WASHINGTON (Reuters) -- Take a nation of do-it-yourselfers, add a ready supply of cheap nailguns and what do you get? About 37,000 nailgun injuries a year, according to the U.S. Centers for Disease Control and Prevention.Really? No kidding. Of course the people getting hurt are the do-it-yourselfers. People who use pneumatic nailguns for a living have experience. DIYers don't. But, I really don't blame the rising in injuries on more people buying nail guns.
Since 1991, nailgun injuries have risen about 200 percent, the CDC said in its weekly report on death and disease.
"This increase likely corresponds to an increase in availability during the 1990s of inexpensive pneumatic nail guns and air compressors (to power the nail guns) in home hardware stores; however, no sales data are available for confirmation," the CDC reported.
But when the CDC looked at who was getting injured, it became clear that the number of work-related nailgun injuries had stayed stable since 1998. It was consumer-related injuries that had soared.
~from CNN.com (here).
I blame it on those home-improvement shows on television. They make it look like any idiot with a hammer, a flannel shirt, and a tool-belt (you have to have the tool-belt) can completely remake their home in a weekend.
No. You can't. You don't know what the fuck you're doing.
And doing damage to yourself or house with a nailgun is bad enough, but these DIYers are also messing with things like their electrical and plumbing. A few words of advice for any of you thinking on taking on an electrical or plumbing project: IF YOU DON'T KNOW EXACTLY WHAT YOU'RE DOING, CALL A PROFESSIONAL! Putting a nail in the wrong place - like your hand - may be a pain (bad pun, I know, but I couldn't help it), but messing up with your electrical or your plumbing can be REALLY bad. A mistake with either of these can cost you thousands to repair - if your lucky. And a mistake with an electrical project can easily kill you.
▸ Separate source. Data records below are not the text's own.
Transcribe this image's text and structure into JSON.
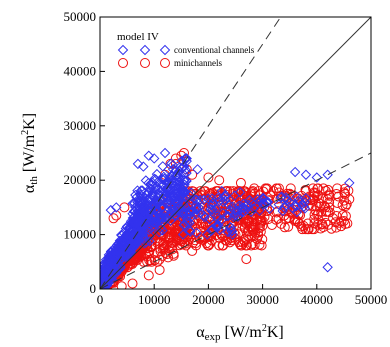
{
  "chart_data": {
    "type": "scatter",
    "title": "",
    "xlabel": {
      "symbol": "α",
      "sub": "exp",
      "unit_pre": " [W/m",
      "unit_sup": "2",
      "unit_post": "K]"
    },
    "ylabel": {
      "symbol": "α",
      "sub": "th",
      "unit_pre": " [W/m",
      "unit_sup": "2",
      "unit_post": "K]"
    },
    "xlim": [
      0,
      50000
    ],
    "ylim": [
      0,
      50000
    ],
    "xticks": [
      0,
      10000,
      20000,
      30000,
      40000,
      50000
    ],
    "yticks": [
      0,
      10000,
      20000,
      30000,
      40000,
      50000
    ],
    "xtick_labels": [
      "0",
      "10000",
      "20000",
      "30000",
      "40000",
      "50000"
    ],
    "ytick_labels": [
      "0",
      "10000",
      "20000",
      "30000",
      "40000",
      "50000"
    ],
    "grid": false,
    "legend": {
      "title": "model IV",
      "position": "top-left",
      "entries": [
        {
          "label": "conventional channels",
          "marker": "diamond",
          "color": "#3333ee"
        },
        {
          "label": "minichannels",
          "marker": "circle",
          "color": "#ee1111"
        }
      ]
    },
    "reference_lines": [
      {
        "style": "solid",
        "slope": 1.0
      },
      {
        "style": "dashed",
        "slope": 1.5
      },
      {
        "style": "dashed",
        "slope": 0.5
      }
    ],
    "series": [
      {
        "name": "minichannels",
        "marker": "circle",
        "color": "#ee1111",
        "clusters": [
          {
            "x": [
              500,
              8000
            ],
            "y": [
              500,
              9000
            ],
            "n": 320,
            "corr": 0.85
          },
          {
            "x": [
              8000,
              16000
            ],
            "y": [
              5000,
              17000
            ],
            "n": 220,
            "corr": 0.3
          },
          {
            "x": [
              15000,
              30000
            ],
            "y": [
              8000,
              18000
            ],
            "n": 320,
            "corr": 0.0
          },
          {
            "x": [
              28000,
              46000
            ],
            "y": [
              11000,
              18500
            ],
            "n": 150,
            "corr": 0.0
          }
        ],
        "points": [
          [
            1500,
            3500
          ],
          [
            3000,
            13500
          ],
          [
            2500,
            13000
          ],
          [
            4500,
            15000
          ],
          [
            12000,
            21000
          ],
          [
            13000,
            23000
          ],
          [
            14000,
            24000
          ],
          [
            15500,
            25000
          ],
          [
            15000,
            24500
          ],
          [
            20000,
            20500
          ],
          [
            22000,
            20000
          ],
          [
            24000,
            18000
          ],
          [
            26000,
            19500
          ],
          [
            27000,
            5500
          ],
          [
            14000,
            23000
          ],
          [
            16000,
            22000
          ],
          [
            17000,
            21000
          ],
          [
            32000,
            18000
          ],
          [
            35000,
            17500
          ],
          [
            38000,
            18000
          ],
          [
            40000,
            17000
          ],
          [
            42000,
            16500
          ],
          [
            44000,
            17000
          ],
          [
            46000,
            16500
          ],
          [
            43000,
            13000
          ],
          [
            45000,
            12500
          ],
          [
            41000,
            12000
          ],
          [
            38500,
            11000
          ],
          [
            36000,
            14500
          ],
          [
            34000,
            13500
          ],
          [
            30000,
            12500
          ],
          [
            25000,
            10000
          ],
          [
            22000,
            8000
          ],
          [
            19000,
            9000
          ],
          [
            17000,
            7000
          ],
          [
            6000,
            1000
          ],
          [
            9000,
            2500
          ],
          [
            11000,
            3500
          ],
          [
            4000,
            500
          ],
          [
            1000,
            800
          ]
        ]
      },
      {
        "name": "conventional channels",
        "marker": "diamond",
        "color": "#3333ee",
        "clusters": [
          {
            "x": [
              300,
              8000
            ],
            "y": [
              500,
              14000
            ],
            "n": 350,
            "corr": 0.85
          },
          {
            "x": [
              6000,
              16000
            ],
            "y": [
              8000,
              24000
            ],
            "n": 300,
            "corr": 0.5
          },
          {
            "x": [
              15000,
              26000
            ],
            "y": [
              10000,
              18000
            ],
            "n": 90,
            "corr": 0.0
          },
          {
            "x": [
              26000,
              38000
            ],
            "y": [
              14000,
              17000
            ],
            "n": 40,
            "corr": 0.0
          }
        ],
        "points": [
          [
            36000,
            21500
          ],
          [
            38000,
            21000
          ],
          [
            40000,
            20500
          ],
          [
            42000,
            21000
          ],
          [
            46000,
            19500
          ],
          [
            42000,
            4000
          ],
          [
            35000,
            16000
          ],
          [
            33000,
            15500
          ],
          [
            31000,
            16000
          ],
          [
            2000,
            14500
          ],
          [
            3000,
            15000
          ],
          [
            9000,
            24500
          ],
          [
            10000,
            24000
          ],
          [
            7000,
            23000
          ],
          [
            8000,
            22500
          ],
          [
            12000,
            25000
          ],
          [
            16000,
            23500
          ],
          [
            18000,
            22000
          ]
        ]
      }
    ]
  }
}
I worked at Home "Despot" for a while before getting into grad school. Part of that time was spent in the Electrical Department, because I had had some training from having worked as a theater tech for much of high school and my undergrad years. One day, we had a guy come in with a problem. He been trying to install a steam room in his house like he had seen on some DIY show (for a while, this was a really popular thing to do in our area). He got it all built fine, had read up on what he needed to do with the electrical, and gotten all the wiring installed just fine. He had reached the step where you put the pull-out breaker in the subpanel. He inserted the pull-out and got a big arch, lots of yellowish smoke, and that great ozone smell. Now, I don't know if you've ever seen one of these pull-outs, but their basically a black plastic handle with two large, flat copper plates. The idea is that you can pull this out and instantly break the circuit it there's a problem, instead of having to run all the way to your main breaker-box. Sounds simple enough.
Well, this guy brought in the pull-out he had used and it looked something like this. He wanted to know what had gone wrong. Our first question to him was "Did you turn off the power from your main breaker-box to the subpanel?"
Answer: "No. I thought that's what this was for." Well, yes, in the end it kind of serves that purpose, but you still have to turn off the power BEFORE you try to shove two pieces of copper in place to complete the circuit. We told him he was lucky to only end up having to replace the pull-out. He very easily could have been seriously injured or even killed. He just got this kind of dazed look on his face and said that maybe he would call an electrician to come out and finish things up. Good idea, buddy.
So, when I hear that people are putting nails through themselves, I don't blame the the store for selling them the nail-gun. I blame these "This Old House" knock-off shows and their Bob-Villa-wannabes for convincing people they can so this shit on their own.